Без покаяния - Анатолий Знаменский
Шрифт:
Интервал:
Закладка:
Дверь, широкий вестибюль с люстрой, ковровая дорожка по ступеням наверх. И на лестничной клетке, на крашеной подставке — большая усатая голова из белого гипса.
Сбился было с ноги Ленька перед этой глыбой, да стрелок его под зад дулом, и дальше! Пока все ступеньки одолел, дух захватило. У-ффф… А наверху еще длинный коридор в оба конца и два ряда дверей, обитых коричневой клеенкой, с глазастыми номерками.
Вот так влип ты, Сенюткин! Это ж — следственный корпус, тут одни кумовья и оперсосы обитают, преступления создают за глухими дверями! Дела…
Открылась одна дверь навстречу, на пороге — личность знакомая с петлицами. Кум Пустоваленко со штрафного.
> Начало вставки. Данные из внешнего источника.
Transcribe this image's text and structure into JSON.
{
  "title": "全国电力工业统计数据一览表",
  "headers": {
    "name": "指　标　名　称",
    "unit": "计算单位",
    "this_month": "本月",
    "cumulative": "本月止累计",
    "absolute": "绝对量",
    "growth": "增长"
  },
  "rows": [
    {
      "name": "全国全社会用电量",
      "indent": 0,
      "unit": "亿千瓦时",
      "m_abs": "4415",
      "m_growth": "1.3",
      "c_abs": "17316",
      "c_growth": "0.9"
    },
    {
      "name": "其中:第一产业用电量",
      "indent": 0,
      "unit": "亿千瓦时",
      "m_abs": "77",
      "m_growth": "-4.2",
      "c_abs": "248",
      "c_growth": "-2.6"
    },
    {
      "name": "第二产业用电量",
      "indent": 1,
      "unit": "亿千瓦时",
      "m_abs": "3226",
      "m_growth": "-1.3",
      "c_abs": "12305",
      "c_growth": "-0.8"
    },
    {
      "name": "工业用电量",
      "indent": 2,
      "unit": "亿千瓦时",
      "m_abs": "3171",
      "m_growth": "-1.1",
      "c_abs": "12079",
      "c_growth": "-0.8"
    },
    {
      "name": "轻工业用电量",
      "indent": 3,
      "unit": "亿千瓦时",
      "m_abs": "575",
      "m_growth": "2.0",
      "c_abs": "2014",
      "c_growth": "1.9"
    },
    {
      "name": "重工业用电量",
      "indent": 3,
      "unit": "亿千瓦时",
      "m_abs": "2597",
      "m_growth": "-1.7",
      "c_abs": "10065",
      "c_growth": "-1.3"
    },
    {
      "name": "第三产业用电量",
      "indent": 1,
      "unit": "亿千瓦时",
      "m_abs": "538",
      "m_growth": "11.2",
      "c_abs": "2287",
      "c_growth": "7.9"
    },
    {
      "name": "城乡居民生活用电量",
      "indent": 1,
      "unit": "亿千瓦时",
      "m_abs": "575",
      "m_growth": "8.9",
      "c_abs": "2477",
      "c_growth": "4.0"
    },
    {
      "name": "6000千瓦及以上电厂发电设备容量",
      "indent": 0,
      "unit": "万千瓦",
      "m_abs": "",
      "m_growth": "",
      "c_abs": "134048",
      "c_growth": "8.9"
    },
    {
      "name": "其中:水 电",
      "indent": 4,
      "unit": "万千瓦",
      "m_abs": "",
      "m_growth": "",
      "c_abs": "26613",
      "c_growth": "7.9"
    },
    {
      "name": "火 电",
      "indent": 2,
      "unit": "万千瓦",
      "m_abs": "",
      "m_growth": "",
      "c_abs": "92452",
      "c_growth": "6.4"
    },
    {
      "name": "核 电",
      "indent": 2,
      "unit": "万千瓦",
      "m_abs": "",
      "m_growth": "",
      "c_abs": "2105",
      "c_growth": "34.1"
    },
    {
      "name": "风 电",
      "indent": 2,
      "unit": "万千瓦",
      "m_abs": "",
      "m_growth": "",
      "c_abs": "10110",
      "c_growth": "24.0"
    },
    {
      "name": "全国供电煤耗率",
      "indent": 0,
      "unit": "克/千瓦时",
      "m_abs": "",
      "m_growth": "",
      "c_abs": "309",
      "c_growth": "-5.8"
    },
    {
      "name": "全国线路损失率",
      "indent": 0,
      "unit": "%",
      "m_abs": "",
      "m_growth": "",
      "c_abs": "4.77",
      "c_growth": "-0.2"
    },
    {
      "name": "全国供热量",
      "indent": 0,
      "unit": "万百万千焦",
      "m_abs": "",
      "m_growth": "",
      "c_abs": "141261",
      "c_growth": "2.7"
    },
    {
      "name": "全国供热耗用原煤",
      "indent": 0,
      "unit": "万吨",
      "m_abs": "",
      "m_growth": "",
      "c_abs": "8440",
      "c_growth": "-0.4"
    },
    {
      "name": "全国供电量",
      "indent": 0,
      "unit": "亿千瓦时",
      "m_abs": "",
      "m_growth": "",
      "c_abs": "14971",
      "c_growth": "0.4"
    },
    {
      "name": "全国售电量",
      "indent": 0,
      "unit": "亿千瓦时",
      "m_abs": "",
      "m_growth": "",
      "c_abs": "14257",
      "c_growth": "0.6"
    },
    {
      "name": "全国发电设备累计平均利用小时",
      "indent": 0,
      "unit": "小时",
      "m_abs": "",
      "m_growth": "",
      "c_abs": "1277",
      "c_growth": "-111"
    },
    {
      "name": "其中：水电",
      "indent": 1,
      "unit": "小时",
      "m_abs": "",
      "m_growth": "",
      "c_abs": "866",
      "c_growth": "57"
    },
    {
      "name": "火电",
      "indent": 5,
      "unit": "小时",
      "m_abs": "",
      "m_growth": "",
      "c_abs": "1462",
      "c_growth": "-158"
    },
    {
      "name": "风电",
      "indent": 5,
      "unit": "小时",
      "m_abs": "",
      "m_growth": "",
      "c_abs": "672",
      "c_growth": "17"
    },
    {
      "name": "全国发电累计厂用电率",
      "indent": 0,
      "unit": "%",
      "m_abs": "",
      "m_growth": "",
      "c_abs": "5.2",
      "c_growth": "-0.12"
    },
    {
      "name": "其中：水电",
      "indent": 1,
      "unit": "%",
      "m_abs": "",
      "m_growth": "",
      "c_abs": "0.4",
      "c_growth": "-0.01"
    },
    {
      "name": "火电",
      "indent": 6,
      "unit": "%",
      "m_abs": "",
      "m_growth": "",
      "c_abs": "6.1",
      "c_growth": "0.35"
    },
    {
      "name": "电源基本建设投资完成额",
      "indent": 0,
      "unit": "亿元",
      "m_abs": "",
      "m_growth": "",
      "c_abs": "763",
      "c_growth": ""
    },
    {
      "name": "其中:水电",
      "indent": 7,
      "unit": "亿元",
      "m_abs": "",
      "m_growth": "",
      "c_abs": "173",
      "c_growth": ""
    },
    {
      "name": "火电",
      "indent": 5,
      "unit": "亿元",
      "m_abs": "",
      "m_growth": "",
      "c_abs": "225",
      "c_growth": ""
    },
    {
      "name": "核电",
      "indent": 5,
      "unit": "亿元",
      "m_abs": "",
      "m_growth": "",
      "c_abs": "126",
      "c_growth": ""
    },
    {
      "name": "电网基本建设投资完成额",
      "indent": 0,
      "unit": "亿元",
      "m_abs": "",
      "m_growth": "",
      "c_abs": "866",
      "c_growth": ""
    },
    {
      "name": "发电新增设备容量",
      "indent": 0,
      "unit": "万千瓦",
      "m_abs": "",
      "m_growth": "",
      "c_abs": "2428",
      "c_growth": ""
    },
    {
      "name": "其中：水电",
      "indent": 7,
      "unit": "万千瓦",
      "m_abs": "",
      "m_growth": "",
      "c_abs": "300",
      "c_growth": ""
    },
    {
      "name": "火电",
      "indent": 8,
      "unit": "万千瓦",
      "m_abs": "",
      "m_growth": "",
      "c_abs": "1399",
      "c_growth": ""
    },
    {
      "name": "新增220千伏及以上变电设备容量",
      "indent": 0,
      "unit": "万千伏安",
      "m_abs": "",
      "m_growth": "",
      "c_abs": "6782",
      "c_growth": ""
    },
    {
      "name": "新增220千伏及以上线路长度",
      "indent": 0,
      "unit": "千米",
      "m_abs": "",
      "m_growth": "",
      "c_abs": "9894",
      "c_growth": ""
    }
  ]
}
Вот так встреча! Он, значит, и тут орудует, на полторы ставки старается?
— Давай его, — кивнул Пустоваленко спокойно.
Ну, Ленька и сам понимает, раз его сюда завезли, то деваться некуда и скрываться не приходится. Прошел тихонько в кабинет, ждет.
Пустоваленко — молодой, черный, в новеньком кителе и хромовых сапожках, вроде учителя массовых танцев. И выбрит чисто, под тройным одеколоном, — прямо жених, сволочь. В петлицах — три кубаря горят, совсем немного. (Знаки различия тут не армейские. В армии или вохре ежели три кубаря — значит, старший лейтенант, а в оперотделе — младший…)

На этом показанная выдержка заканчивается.